Film Review: The Vigil contemplates on the unbearable burden of letting go
To live with a past where grief has made a home in is hell on its own but to carry it to the grave is much, much worse. The Vigil, from the looks of it, is a formulaic supernatural flick fuelled by the age-old cliché that plays up the sinister in mortality—at times it does with its scattered jump-scares and physical effects—but it is not. At least it doesn’t have to be.
Teetering between thematic elements with admirable agility, Keith Thomas forbears genre tropes with his juxtaposition of anti-Semitic agony with ancient Jewish lore and demonology. The director finds his way in in the religious ritual of “shemira”, a practice where an appointed guardian would watch over the body of the deceased until the time of burial.
Here’s where Yakov Ronen (Dave Davis) comes in. Down on his luck and strapped for cash, he half-heartedly agrees to take on the responsibility of an overnight “shomer” or watchman after haggling for an extra couple of hundred bucks from his desperate, former rabbi Reb Shulem (Menashe Lustig). What transpires, as he would soon learn, is decidedly more than he has bargained for.
Set in Brooklyn’s Hasidic Borough Park neighborhood, The Vigil sets the tone from the outset as it launches into a conversation on acculturation and the sense of belonging, or the lack thereof. The slow-booming horror opens with what appears to be a support group get-together for those who have abandoned the insular community for whatever reason it may be.
“We’re all just learning the rules,” says Sarah (Malky Goldman) as she untangles herself from a less-than-graceful hug with the blundering Ronen. There, the young Hasids exchange stories of life on the outside that include a recollection of an unpleasant encounter with an unnamed man who had made a pass at one of the female group members.
What should register as an act of sexual harassment that warrants a stern addressing is a novel concept to the group, a learning experience—a dangerous one at that as it could well engender a chain reaction stemming from the normalisation of such behaviour.
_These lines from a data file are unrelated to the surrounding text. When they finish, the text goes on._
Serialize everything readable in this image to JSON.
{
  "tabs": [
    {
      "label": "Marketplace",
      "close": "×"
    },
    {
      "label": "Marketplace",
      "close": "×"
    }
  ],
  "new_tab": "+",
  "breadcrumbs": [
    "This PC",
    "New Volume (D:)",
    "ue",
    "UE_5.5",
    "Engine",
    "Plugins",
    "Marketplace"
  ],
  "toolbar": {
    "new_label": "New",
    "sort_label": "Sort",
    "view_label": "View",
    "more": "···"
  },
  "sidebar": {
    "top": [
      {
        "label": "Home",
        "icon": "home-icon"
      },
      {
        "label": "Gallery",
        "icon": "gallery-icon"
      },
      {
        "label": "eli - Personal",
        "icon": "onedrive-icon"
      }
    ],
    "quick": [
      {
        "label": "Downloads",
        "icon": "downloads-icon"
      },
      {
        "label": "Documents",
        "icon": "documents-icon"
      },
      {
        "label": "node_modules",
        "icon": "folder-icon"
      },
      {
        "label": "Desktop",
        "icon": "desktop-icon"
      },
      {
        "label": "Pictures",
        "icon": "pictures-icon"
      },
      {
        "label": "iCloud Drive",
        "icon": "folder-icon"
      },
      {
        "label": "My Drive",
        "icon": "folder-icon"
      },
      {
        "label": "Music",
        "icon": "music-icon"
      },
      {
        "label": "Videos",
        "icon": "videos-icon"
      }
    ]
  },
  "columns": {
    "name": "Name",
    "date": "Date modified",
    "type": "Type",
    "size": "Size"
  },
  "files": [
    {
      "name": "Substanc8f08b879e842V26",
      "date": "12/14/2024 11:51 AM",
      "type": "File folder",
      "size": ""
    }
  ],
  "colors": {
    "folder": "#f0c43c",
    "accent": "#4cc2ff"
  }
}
It is particularly distressing as engaging in it would only subject them and the others to even more malice and prejudice.
The Vigil is indeed more than it lets on. It is suffused with nuance and accorded with a topical depth that turns the typical haunted house tale on its head. The dark clouds that hang over each frame, the ominous composition and the very design of the plot implore one to scratch a little further beneath the surface, which in time will bring to light the truth about a man ravaged by his past, damned to relive the albatross of someone else’s making, even in death.
It sees the series of disturbances that ensues throughout the night, the conjecture of spirits stuck between the worlds, unable to move on, that we know all too well, from a new perspective. And as he settles in the worn-out recliner, the holy book in his hands and upbeat music that can’t seem to drown out the eerie rackets in his ears, Ronen too is forced to confront his trauma and face his own demons.
The Vigil is playing in select theatres now.